It’s that time of year again, where, just when you feel like it’s warming up WHAM! – blizzard. However, soon spring will arrive, and with it the ability to plan some fun photo sessions to capture your kid’s playful side while enjoying all the lovely scenes that spring has to offer. Here are some suggestions when you’re photographing kids in springtime:
Before the sun starts coming up too early, plan some morning photography sessions. Dawn light is much softer than noon light, so you don’t have to worry about harsh shadows under the eyes for a much more natural photo. However, if it’s still chilly out you can postpone until warmer afternoons closer to sunset – luckily it still comes early enough that you can have the kids home for their normal bedtimes. Neither of these work? Then you’ll need to get creative and find a few places where you can photograph your kids without the sun beating down, such as inside a gazebo or with a wall blocking out direct light.

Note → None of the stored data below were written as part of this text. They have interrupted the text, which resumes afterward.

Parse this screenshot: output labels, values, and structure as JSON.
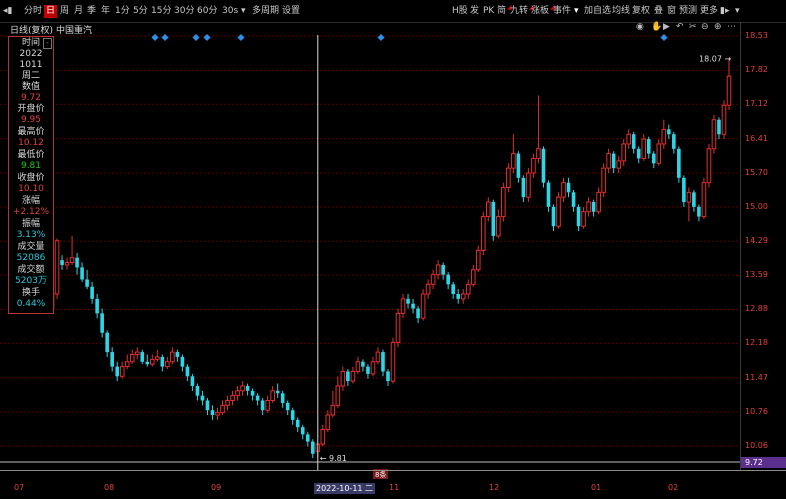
{
  "toolbar": {
    "left": [
      "分时",
      "日",
      "周",
      "月",
      "季",
      "年",
      "1分",
      "5分",
      "15分",
      "30分",
      "60分",
      "30s",
      "多周期",
      "设置"
    ],
    "active": "日",
    "right": [
      "H股",
      "发",
      "PK",
      "简",
      "九转",
      "涨板",
      "事件",
      "加自选",
      "均线",
      "复权",
      "叠",
      "窗",
      "预测",
      "更多"
    ]
  },
  "subtitle": {
    "mode": "日线(复权)",
    "name": "中国重汽"
  },
  "info_panel": [
    {
      "label": "时间",
      "value": "2022",
      "value2": "1011",
      "value3": "周二",
      "color": "lbl"
    },
    {
      "label": "数值",
      "value": "9.72",
      "color": "red"
    },
    {
      "label": "开盘价",
      "value": "9.95",
      "color": "red"
    },
    {
      "label": "最高价",
      "value": "10.12",
      "color": "red"
    },
    {
      "label": "最低价",
      "value": "9.81",
      "color": "green"
    },
    {
      "label": "收盘价",
      "value": "10.10",
      "color": "red"
    },
    {
      "label": "涨幅",
      "value": "+2.12%",
      "color": "red"
    },
    {
      "label": "振幅",
      "value": "3.13%",
      "color": "cyan"
    },
    {
      "label": "成交量",
      "value": "52086",
      "color": "cyan"
    },
    {
      "label": "成交额",
      "value": "5203万",
      "color": "cyan"
    },
    {
      "label": "换手",
      "value": "0.44%",
      "color": "cyan"
    }
  ],
  "price_axis": [
    "18.53",
    "17.82",
    "17.12",
    "16.41",
    "15.70",
    "15.00",
    "14.29",
    "13.59",
    "12.88",
    "12.18",
    "11.47",
    "10.76",
    "10.06"
  ],
  "last_price": "9.72",
  "x_axis": [
    "07",
    "08",
    "09",
    "2022-10-11 二",
    "11",
    "12",
    "01",
    "02"
  ],
  "annotations": {
    "max": "18.07",
    "min": "9.81",
    "badge": "8条"
  },
  "colors": {
    "up": "#e03030",
    "down": "#2cd6e6",
    "grid": "#5a0000",
    "marker": "#2e8fe6"
  },
  "chart_data": {
    "type": "candlestick",
    "ylim": [
      9.72,
      18.53
    ],
    "candles": [
      [
        12.88,
        13.2,
        13.3,
        12.8
      ],
      [
        13.2,
        14.3,
        14.35,
        13.1
      ],
      [
        13.9,
        13.8,
        14.0,
        13.7
      ],
      [
        13.8,
        13.85,
        13.95,
        13.7
      ],
      [
        13.85,
        13.95,
        14.4,
        13.8
      ],
      [
        13.95,
        13.75,
        14.05,
        13.6
      ],
      [
        13.75,
        13.5,
        13.85,
        13.45
      ],
      [
        13.5,
        13.35,
        13.7,
        13.3
      ],
      [
        13.35,
        13.1,
        13.45,
        13.0
      ],
      [
        13.1,
        12.8,
        13.2,
        12.7
      ],
      [
        12.8,
        12.4,
        12.9,
        12.3
      ],
      [
        12.4,
        12.0,
        12.45,
        11.9
      ],
      [
        12.0,
        11.7,
        12.1,
        11.6
      ],
      [
        11.7,
        11.5,
        11.8,
        11.4
      ],
      [
        11.5,
        11.7,
        11.8,
        11.45
      ],
      [
        11.7,
        11.8,
        11.95,
        11.65
      ],
      [
        11.8,
        11.95,
        12.05,
        11.75
      ],
      [
        11.95,
        12.0,
        12.1,
        11.85
      ],
      [
        12.0,
        11.8,
        12.05,
        11.75
      ],
      [
        11.8,
        11.75,
        11.95,
        11.7
      ],
      [
        11.75,
        11.85,
        11.95,
        11.7
      ],
      [
        11.85,
        11.9,
        12.05,
        11.8
      ],
      [
        11.9,
        11.7,
        11.95,
        11.6
      ],
      [
        11.7,
        11.8,
        11.9,
        11.65
      ],
      [
        11.8,
        12.0,
        12.1,
        11.75
      ],
      [
        12.0,
        11.9,
        12.05,
        11.8
      ],
      [
        11.9,
        11.7,
        11.95,
        11.6
      ],
      [
        11.7,
        11.5,
        11.75,
        11.4
      ],
      [
        11.5,
        11.3,
        11.55,
        11.2
      ],
      [
        11.3,
        11.1,
        11.35,
        11.0
      ],
      [
        11.1,
        11.0,
        11.2,
        10.9
      ],
      [
        11.0,
        10.8,
        11.05,
        10.7
      ],
      [
        10.8,
        10.7,
        10.9,
        10.6
      ],
      [
        10.7,
        10.75,
        10.85,
        10.6
      ],
      [
        10.75,
        10.9,
        11.0,
        10.7
      ],
      [
        10.9,
        11.0,
        11.1,
        10.8
      ],
      [
        11.0,
        11.1,
        11.2,
        10.9
      ],
      [
        11.1,
        11.2,
        11.3,
        11.0
      ],
      [
        11.2,
        11.3,
        11.4,
        11.1
      ],
      [
        11.3,
        11.2,
        11.35,
        11.1
      ],
      [
        11.2,
        11.1,
        11.25,
        11.0
      ],
      [
        11.1,
        11.0,
        11.15,
        10.9
      ],
      [
        11.0,
        10.8,
        11.05,
        10.7
      ],
      [
        10.8,
        11.0,
        11.1,
        10.75
      ],
      [
        11.0,
        11.2,
        11.3,
        10.95
      ],
      [
        11.2,
        11.15,
        11.35,
        11.05
      ],
      [
        11.15,
        10.95,
        11.2,
        10.85
      ],
      [
        10.95,
        10.8,
        11.0,
        10.7
      ],
      [
        10.8,
        10.6,
        10.85,
        10.5
      ],
      [
        10.6,
        10.45,
        10.65,
        10.35
      ],
      [
        10.45,
        10.3,
        10.5,
        10.2
      ],
      [
        10.3,
        10.15,
        10.35,
        10.05
      ],
      [
        10.15,
        9.9,
        10.2,
        9.81
      ],
      [
        9.95,
        10.1,
        10.12,
        9.81
      ],
      [
        10.1,
        10.4,
        10.5,
        10.05
      ],
      [
        10.4,
        10.7,
        10.8,
        10.35
      ],
      [
        10.7,
        10.9,
        11.2,
        10.65
      ],
      [
        10.9,
        11.3,
        11.5,
        10.85
      ],
      [
        11.3,
        11.6,
        11.7,
        11.2
      ],
      [
        11.6,
        11.4,
        11.65,
        11.3
      ],
      [
        11.4,
        11.6,
        11.7,
        11.35
      ],
      [
        11.6,
        11.8,
        11.9,
        11.55
      ],
      [
        11.8,
        11.7,
        11.85,
        11.6
      ],
      [
        11.7,
        11.55,
        11.75,
        11.45
      ],
      [
        11.55,
        11.8,
        11.9,
        11.5
      ],
      [
        11.8,
        12.0,
        12.1,
        11.75
      ],
      [
        12.0,
        11.6,
        12.05,
        11.5
      ],
      [
        11.6,
        11.4,
        11.65,
        11.3
      ],
      [
        11.4,
        12.2,
        12.3,
        11.35
      ],
      [
        12.2,
        12.8,
        12.9,
        12.1
      ],
      [
        12.8,
        13.1,
        13.2,
        12.7
      ],
      [
        13.1,
        13.0,
        13.2,
        12.9
      ],
      [
        13.0,
        12.9,
        13.1,
        12.8
      ],
      [
        12.9,
        12.7,
        12.95,
        12.6
      ],
      [
        12.7,
        13.2,
        13.3,
        12.65
      ],
      [
        13.2,
        13.4,
        13.5,
        13.1
      ],
      [
        13.4,
        13.6,
        13.7,
        13.3
      ],
      [
        13.6,
        13.8,
        13.9,
        13.5
      ],
      [
        13.8,
        13.6,
        13.85,
        13.5
      ],
      [
        13.6,
        13.4,
        13.65,
        13.3
      ],
      [
        13.4,
        13.2,
        13.45,
        13.1
      ],
      [
        13.2,
        13.1,
        13.3,
        13.0
      ],
      [
        13.1,
        13.2,
        13.3,
        13.0
      ],
      [
        13.2,
        13.4,
        13.5,
        13.1
      ],
      [
        13.4,
        13.7,
        13.8,
        13.35
      ],
      [
        13.7,
        14.1,
        14.2,
        13.65
      ],
      [
        14.1,
        14.8,
        14.9,
        14.0
      ],
      [
        14.8,
        15.1,
        15.2,
        14.7
      ],
      [
        15.1,
        14.4,
        15.15,
        14.3
      ],
      [
        14.4,
        14.8,
        14.95,
        14.35
      ],
      [
        14.8,
        15.4,
        15.5,
        14.7
      ],
      [
        15.4,
        15.8,
        15.9,
        15.3
      ],
      [
        15.8,
        16.1,
        16.5,
        15.7
      ],
      [
        16.1,
        15.6,
        16.15,
        15.5
      ],
      [
        15.6,
        15.2,
        15.65,
        15.1
      ],
      [
        15.2,
        15.7,
        15.8,
        15.1
      ],
      [
        15.7,
        16.0,
        16.1,
        15.6
      ],
      [
        16.0,
        16.2,
        17.3,
        15.9
      ],
      [
        16.2,
        15.5,
        16.25,
        15.4
      ],
      [
        15.5,
        15.0,
        15.55,
        14.9
      ],
      [
        15.0,
        14.6,
        15.05,
        14.5
      ],
      [
        14.6,
        15.2,
        15.3,
        14.55
      ],
      [
        15.2,
        15.5,
        15.6,
        15.1
      ],
      [
        15.5,
        15.3,
        15.6,
        15.2
      ],
      [
        15.3,
        15.0,
        15.35,
        14.9
      ],
      [
        15.0,
        14.6,
        15.05,
        14.5
      ],
      [
        14.6,
        14.9,
        15.0,
        14.55
      ],
      [
        14.9,
        15.1,
        15.2,
        14.8
      ],
      [
        15.1,
        14.9,
        15.15,
        14.8
      ],
      [
        14.9,
        15.3,
        15.4,
        14.85
      ],
      [
        15.3,
        15.8,
        15.9,
        15.2
      ],
      [
        15.8,
        16.1,
        16.2,
        15.7
      ],
      [
        16.1,
        15.8,
        16.15,
        15.7
      ],
      [
        15.8,
        15.95,
        16.05,
        15.7
      ],
      [
        15.95,
        16.3,
        16.4,
        15.85
      ],
      [
        16.3,
        16.5,
        16.6,
        16.2
      ],
      [
        16.5,
        16.2,
        16.55,
        16.1
      ],
      [
        16.2,
        16.0,
        16.25,
        15.9
      ],
      [
        16.0,
        16.4,
        16.5,
        15.95
      ],
      [
        16.4,
        16.1,
        16.45,
        16.0
      ],
      [
        16.1,
        15.9,
        16.15,
        15.8
      ],
      [
        15.9,
        16.3,
        16.4,
        15.85
      ],
      [
        16.3,
        16.6,
        16.8,
        16.2
      ],
      [
        16.6,
        16.5,
        16.7,
        16.4
      ],
      [
        16.5,
        16.2,
        16.55,
        16.1
      ],
      [
        16.2,
        15.6,
        16.25,
        15.5
      ],
      [
        15.6,
        15.1,
        15.65,
        15.0
      ],
      [
        15.1,
        15.3,
        15.4,
        14.7
      ],
      [
        15.3,
        15.0,
        15.35,
        14.9
      ],
      [
        15.0,
        14.8,
        15.05,
        14.7
      ],
      [
        14.8,
        15.5,
        15.6,
        14.75
      ],
      [
        15.5,
        16.2,
        16.3,
        15.4
      ],
      [
        16.2,
        16.8,
        16.9,
        16.1
      ],
      [
        16.8,
        16.5,
        16.85,
        16.4
      ],
      [
        16.5,
        17.1,
        17.2,
        16.4
      ],
      [
        17.1,
        17.7,
        18.07,
        17.0
      ]
    ]
  }
}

Another early-morning photo idea is to go out for breakfast. Find a café with outdoor seating so your kids can enjoy the morning light and some muffins, while you snap away some fun candid shots and feed your caffeine addiction. Don’t forget the first ice cream of the season too – bright colors and happy kids make for great kids portrait photography. Additionally, shooting your kids in more of a lifestyle photography format helps to communicate more of a story, rather than just focusing on their faces you get more of a sense of who they are and what they like to do.
Once it warms up enough, consider heading over to the water part (or turn on a sprinkler in the front yard) – you’ll have the opportunity to capture some fun action shots and your kids will have a blast. A telephoto lens will work best for this type of photography (so you don’t get wet), as well as a higher shutter speed to avoid motion blur. It might take some practice to work with action shots and focus, but with a little practice you’ll have no trouble capturing crisp photos with happy faces.
Locate a field of wildflowers to create gorgeous, professional-grade children’s portrait. Again, very early or late in the day is best for soft light and to avoid shadows. If this isn’t an option, try to find a shady location for your child to sit, or have them wear a hat to even out shadows on their faces. If you are lucky enough to get a warm, overcast day this is the perfect time for outdoor photography in the spring, as the clouds will cut down on shadows while giving you a ton of natural light to work with. The same goes for photography at the park or beach – cloudy overcast is a good thing!
Bonus Tip: Pack a few props to help add interest to your images. Some suggestions include parasols, brightly-colored balls, scarves, teddy bears, etc.
If you haven’t learn to get off auto mode (or ‘portrait’ or ‘action’ for that matter), now’s the time. By taking control of your camera settings you will have more creative control over your camera, and as a result you will end up with images that more closely reflect what you have in mind. If you need help, look for my Photo Basics series (found in the Photography Tips and Tricks section), which covers everything from camera settings to composition rules to help you create incredible, lasting images of your children.
Alternatively, taking a class is a great way to quickly get the edge when photographing kids. Online courses abound, but in-person workshops can certainly provide an advantage – by putting you in a real situation with real subjects. Treat yourself!